With each passing week it appears the odds are increasing for the weather phenomenon known as “El Nino.” Check that…the odds are increasing for a “Super El Nino.”

Yeah, sounds serious.

The last time we had one of those was in 1997-1998. Forecasters suggest the probability of an El Niño is now above 70%, which I hear is an unusually high probability estimate considering the time of year, hence the “super” talk. Of course, high probability does not mean certainty and especially this early in the year; it could be a repeat of 2012 where in the 11th hour El Nino never materialized.

While we anxiously await the latest Pacific Ocean temperature readings, history tells us that El Nino years can significantly influence commodity prices across the globe. The Wall Street Journal recently came out with a useful infographic on key commodities that often experience price spikes including coffee, wheat, corn and cocoa as well as metals such as copper and nickel. Apparently El Nino usually leads to excessive rains in Chile that can flood copper mines.

Of the list, wheat is the most intriguing. The Chicago wheat contract bottomed out around $6 per bushel in March thanks to healthy worldwide stocks. However, those numbers are being slashed as I type thanks to a combination of winterkill, dry weather and now excessive heat in the main winter wheat growing areas of Texas, Oklahoma and Kansas.

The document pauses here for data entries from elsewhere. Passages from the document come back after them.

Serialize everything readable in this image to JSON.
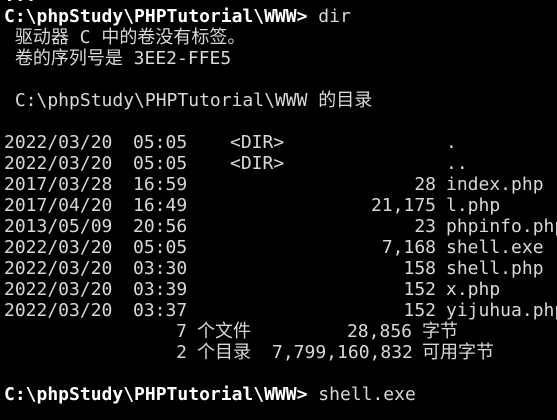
{
  "console": {
    "top_prompt": {
      "path": "C:\\phpStudy\\PHPTutorial\\WWW>",
      "command": "dir"
    },
    "volume_line_1": " 驱动器 C 中的卷没有标签。",
    "volume_line_2": " 卷的序列号是 3EE2-FFE5",
    "dir_of_line": " C:\\phpStudy\\PHPTutorial\\WWW 的目录",
    "entries": [
      {
        "date": "2022/03/20",
        "time": "05:05",
        "dir": "<DIR>",
        "size": "",
        "name": "."
      },
      {
        "date": "2022/03/20",
        "time": "05:05",
        "dir": "<DIR>",
        "size": "",
        "name": ".."
      },
      {
        "date": "2017/03/28",
        "time": "16:59",
        "dir": "",
        "size": "28",
        "name": "index.php"
      },
      {
        "date": "2017/04/20",
        "time": "16:49",
        "dir": "",
        "size": "21,175",
        "name": "l.php"
      },
      {
        "date": "2013/05/09",
        "time": "20:56",
        "dir": "",
        "size": "23",
        "name": "phpinfo.php"
      },
      {
        "date": "2022/03/20",
        "time": "05:05",
        "dir": "",
        "size": "7,168",
        "name": "shell.exe"
      },
      {
        "date": "2022/03/20",
        "time": "03:30",
        "dir": "",
        "size": "158",
        "name": "shell.php"
      },
      {
        "date": "2022/03/20",
        "time": "03:39",
        "dir": "",
        "size": "152",
        "name": "x.php"
      },
      {
        "date": "2022/03/20",
        "time": "03:37",
        "dir": "",
        "size": "152",
        "name": "yijuhua.php"
      }
    ],
    "summary_files": {
      "count": "7",
      "label": "个文件",
      "size": "28,856",
      "suffix": "字节"
    },
    "summary_dirs": {
      "count": "2",
      "label": "个目录",
      "size": "7,799,160,832",
      "suffix": "可用字节"
    },
    "bottom_prompt": {
      "path": "C:\\phpStudy\\PHPTutorial\\WWW>",
      "command": "shell.exe"
    }
  }
}
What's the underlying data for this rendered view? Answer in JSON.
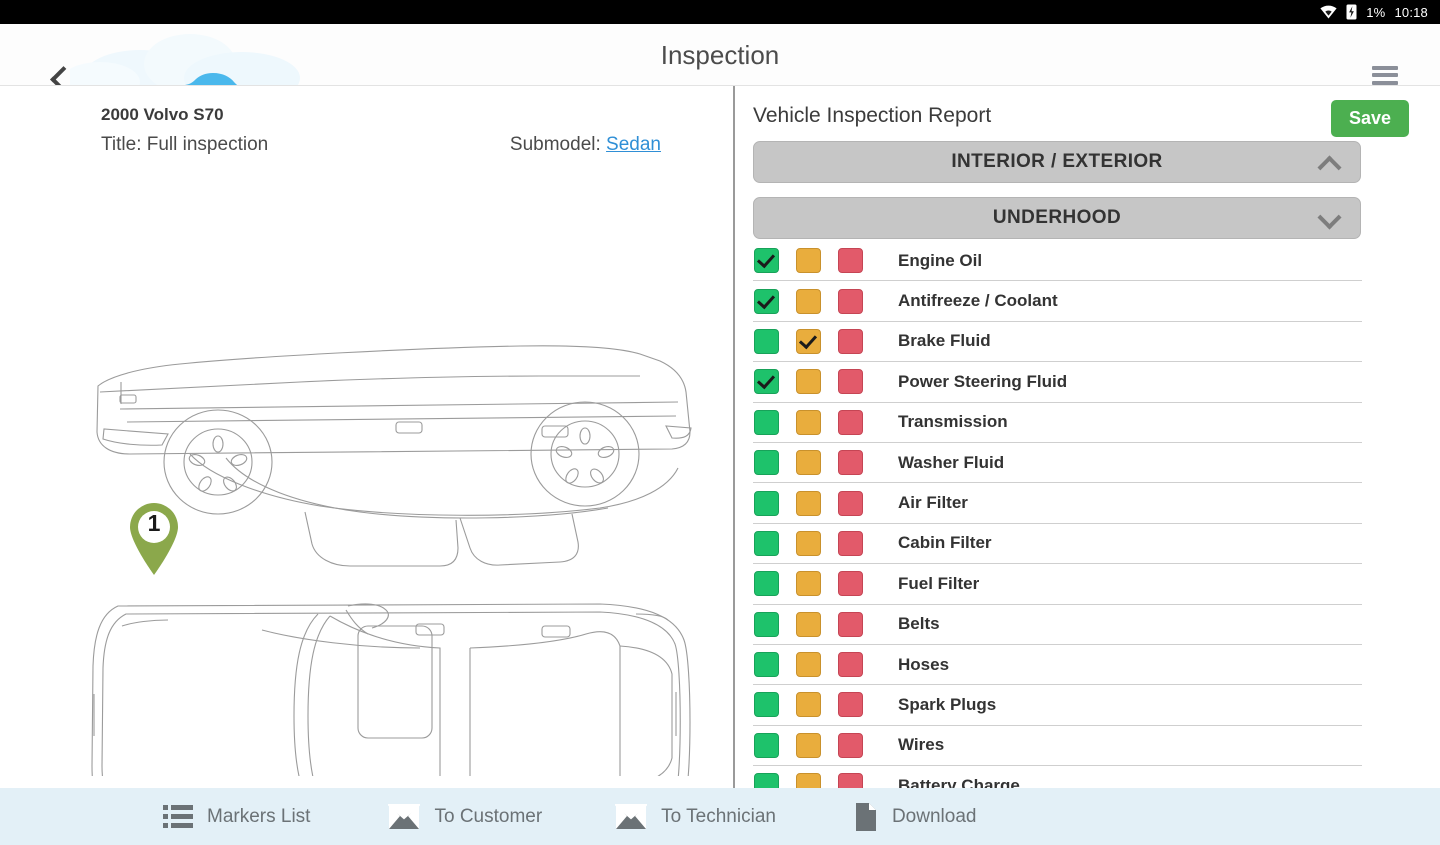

The main winter wheat growing areas of California and the plains are smack in the middle of severe drought areas

The main winter wheat growing areas of California and the plains are experiencing severe droughts

On top of that, the crisis in Ukraine continues unabated, adding even more risk premium to a market that fears unrest will curtail exports and possibly reduce yields. Throw in a dry growing season in Australia, a common occurrence in an El Nino year, and we have another fundamental bullish bit of news to keep the market climbing.

As of this writing, the front-month Chicago wheat contract sits around $7.35 as it continues its bullish price trend off the March lows. It’s still early to start talking about breaking the contract high of $13 per bushel, but the game pieces are in place for that potential.